In the example above, let’s say we decide to kick off a network operation if the view model state becomes loading (this operation happens outside of the reducer). If a Command.load is processed by the reducer once, then again, the output state will become loading then remain loading. With our simple logic, we will kick off two network requests. Is that what we want in all cases? Probably not.

In order to solve this problem, we would have to introduce more state checking in the code that kicks off the network operation. We’re now comparing the old state to the new state, but we’re already doing that inside the reducer! We’re now spreading business logic outside the reducer when our goal was the opposite.

The reducer is the best place to determine the next state and any side-effects that occur based on state changes.

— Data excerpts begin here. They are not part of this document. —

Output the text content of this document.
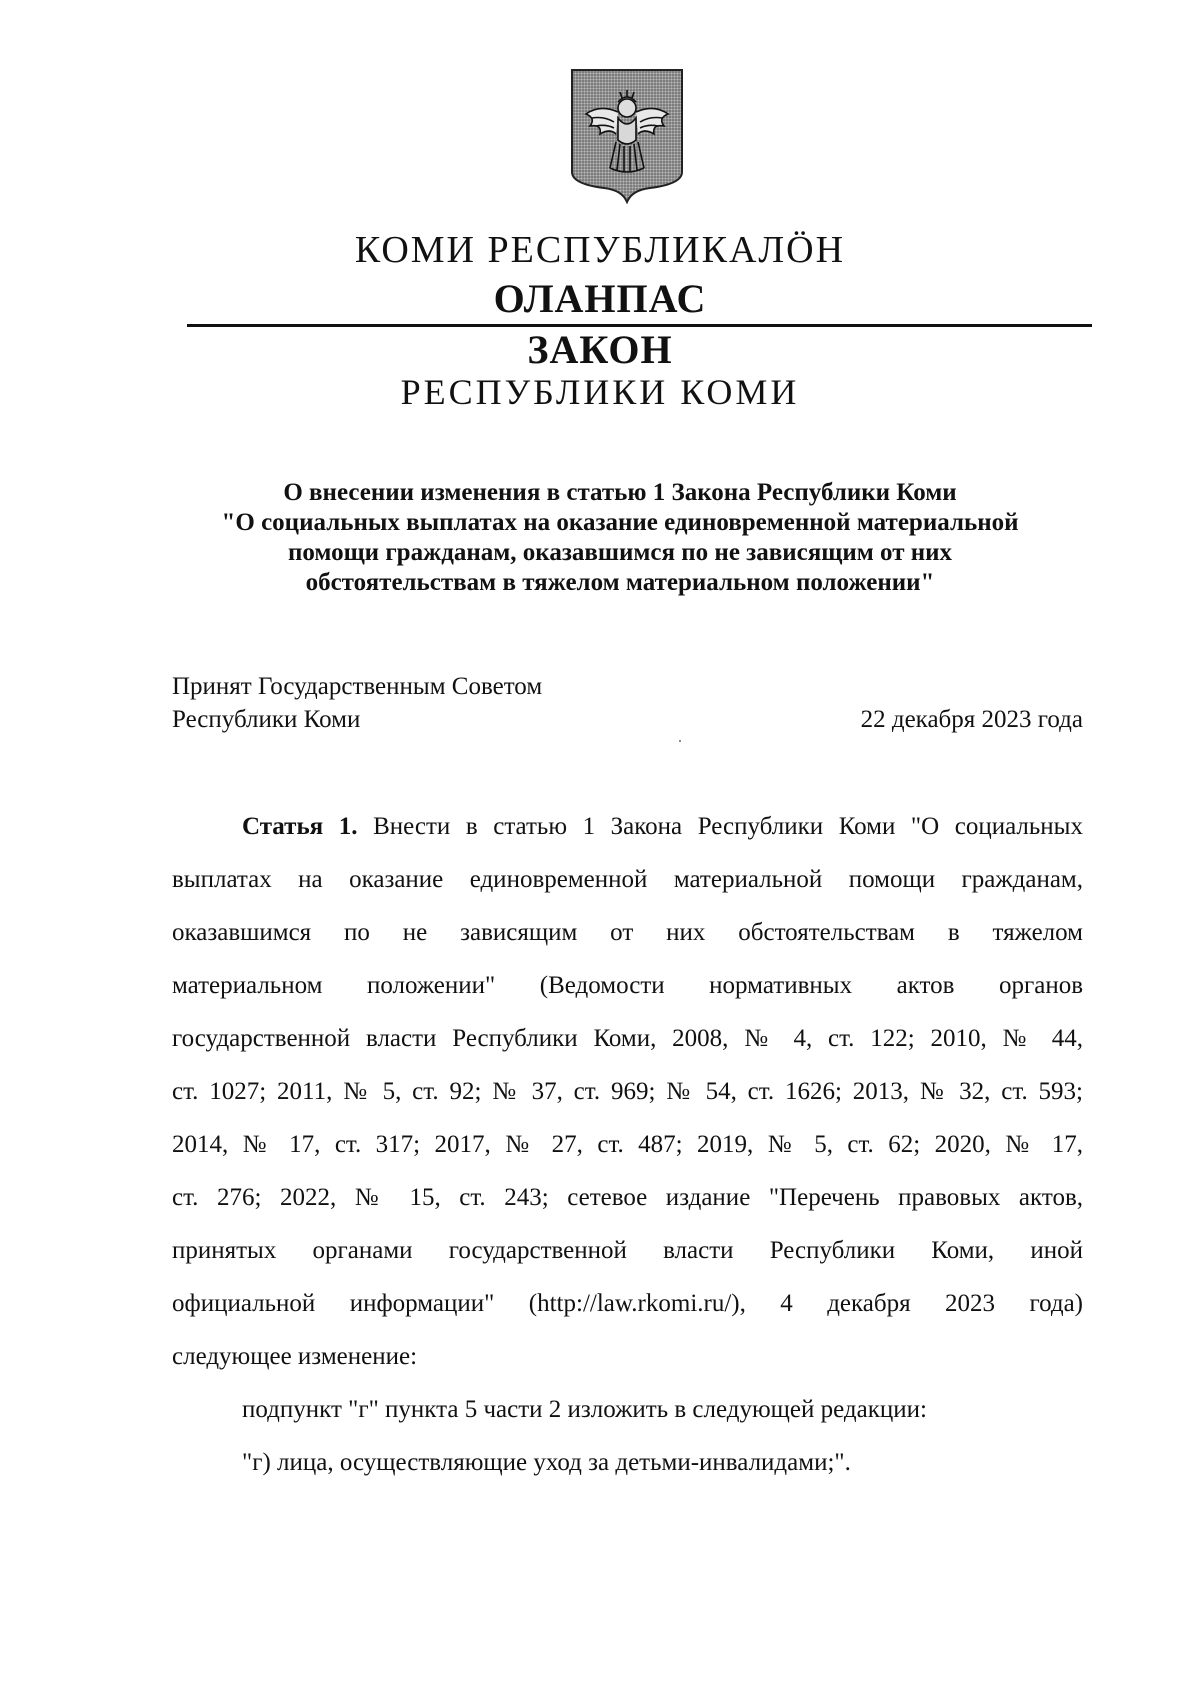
КОМИ РЕСПУБЛИКАЛÖН
ОЛАНПАС
ЗАКОН
РЕСПУБЛИКИ КОМИ
О внесении изменения в статью 1 Закона Республики Коми
"О социальных выплатах на оказание единовременной материальной
помощи гражданам, оказавшимся по не зависящим от них
обстоятельствам в тяжелом материальном положении"
Принят Государственным Советом
Республики Коми	22 декабря 2023 года
Статья 1. Внести в статью 1 Закона Республики Коми "О социальных
выплатах на оказание единовременной материальной помощи гражданам,
оказавшимся по не зависящим от них обстоятельствам в тяжелом
материальном положении" (Ведомости нормативных актов органов
государственной власти Республики Коми, 2008, № 4, ст. 122; 2010, № 44,
ст. 1027; 2011, № 5, ст. 92; № 37, ст. 969; № 54, ст. 1626; 2013, № 32, ст. 593;
2014, № 17, ст. 317; 2017, № 27, ст. 487; 2019, № 5, ст. 62; 2020, № 17,
ст. 276; 2022, № 15, ст. 243; сетевое издание "Перечень правовых актов,
принятых органами государственной власти Республики Коми, иной
официальной информации" (http://law.rkomi.ru/), 4 декабря 2023 года)
следующее изменение:
подпункт "г" пункта 5 части 2 изложить в следующей редакции:
"г) лица, осуществляющие уход за детьми-инвалидами;".
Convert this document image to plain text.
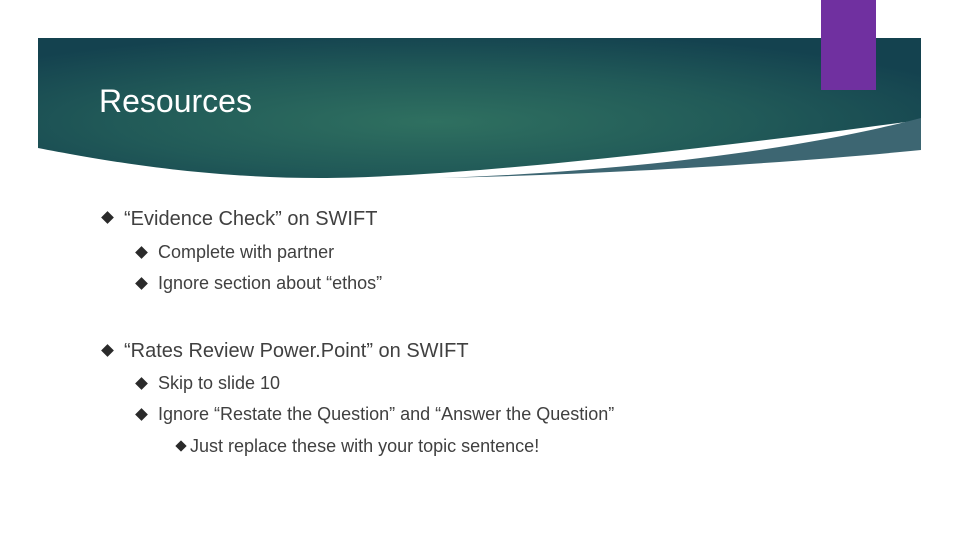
Resources
“Evidence Check” on SWIFT
Complete with partner
Ignore section about “ethos”
“Rates Review Power.Point” on SWIFT
Skip to slide 10
Ignore “Restate the Question” and “Answer the Question”
Just replace these with your topic sentence!
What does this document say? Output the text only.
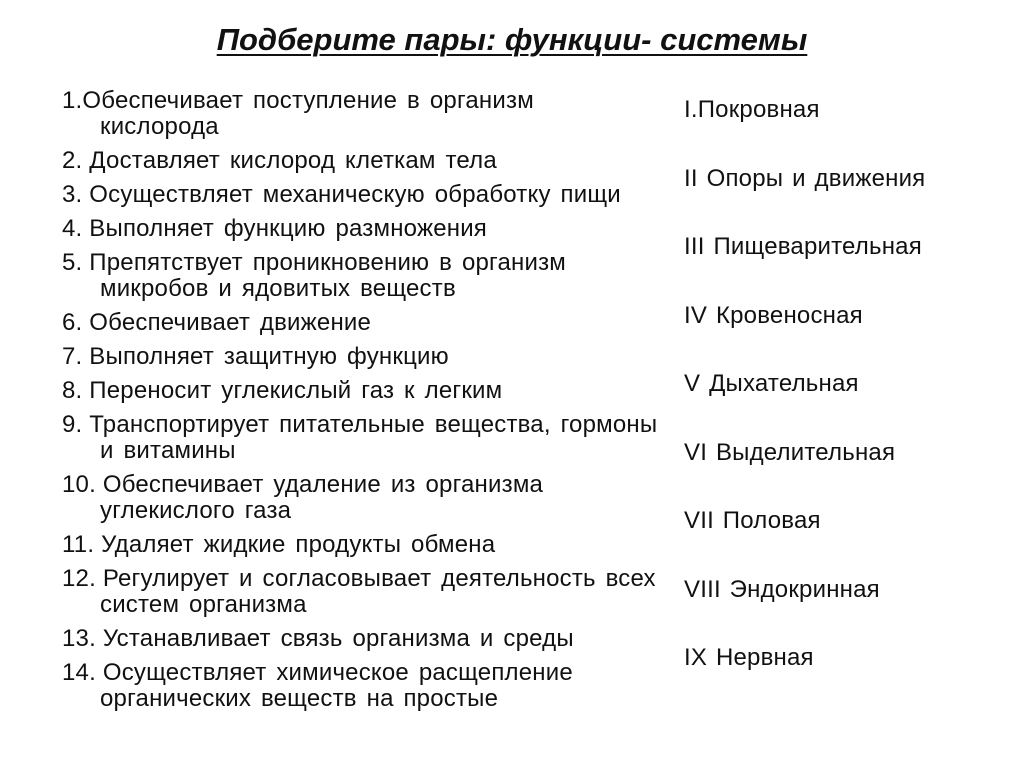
Подберите пары: функции- системы
1.Обеспечивает поступление в организм кислорода
2. Доставляет кислород клеткам тела
3. Осуществляет механическую обработку пищи
4. Выполняет функцию размножения
5. Препятствует проникновению в организм микробов и ядовитых веществ
6. Обеспечивает движение
7. Выполняет защитную функцию
8. Переносит углекислый газ к легким
9. Транспортирует питательные вещества, гормоны и витамины
10. Обеспечивает удаление из организма углекислого газа
11. Удаляет жидкие продукты обмена
12. Регулирует и согласовывает деятельность всех систем организма
13. Устанавливает связь организма и среды
14. Осуществляет химическое расщепление органических веществ на простые
I.Покровная
II Опоры и движения
III Пищеварительная
IV Кровеносная
V Дыхательная
VI Выделительная
VII Половая
VIII Эндокринная
IX Нервная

Separating Request and Response

It may be a little difficult to understand how the asynchronous network request fits into this reducer, especially after seeing that the reducer itself is synchronous. The short answer is that we’ll see in the next post about interactors.

But to give a brief preview, the way we’ll handle asynchronous operations is by separating the request from its response. In the eyes of the reducer, the network request is just another Effect. In the eyes of the reducer, the response to that network request is just another Command that will potentially change the view state depending on when that Command is received. Anything could have happened to the view state while the asynchronous request was being made. Any situation like this will be handled in the same way: as just another input at some point in time.

In a simple view model like our example, it may seem like overkill to split the request and response. But think about a recent occasion when you’ve had to change some state based on multiple asynchronous requests triggered from multiple places in your view controller. How easy was it to make these changes in a performant and thread-safe manner? How sure were you that you had handled all the edge cases? How easy was it to test? How easy would it be to change this code based on new requirements?

Pros and Cons of Reducers

Pros

Testing - Using value types as input/output messages to a stateless static function makes this logic trivial to test. It’s so trivial you’ll think you’ve done something wrong. You can write a test for each valid transition in complete isolation.
Modifying code - Adding new inputs or new view states is difficult, but in a good way. The Swift compiler will guide you through the process by ensuring you’ve still handled all possible combinations of commands and view states. Your tests will ensure you haven’t broken any existing transitions.
Reading code - Your view state transition code is easy to find: it’s in the reducer. It’s keyed by command and view state. You don’t have to hunt through a 1000 line view controller to determine which of several possible functions could be changing your view state.
Modeling state, transitions, and effects - Modeling each of these concerns separately allows us to give each the proper consideration and do so in isolation.
Templated problem solving - I really love having a template I can follow to solve problems step by step. I can only fit so much in my head at once. Starting from modeling all states of a view then moving on to all the ways that view state can be changed allows me to focus on one problem at a time and be confident that there are no edge cases I haven’t handled. The Swift compiler always has my back.

Cons

Conclusion

In this post, we discussed using reducers as a single location to describe view state transitions and any side-effects based on those transitions.

We looked at a reusable skeleton implementation for a reducer and its four parts: Command, ViewModel, Effect, and State. We looked at the reducer function itself and the way we can use switch to handle all transitions (both valid and invalid) of the state machine.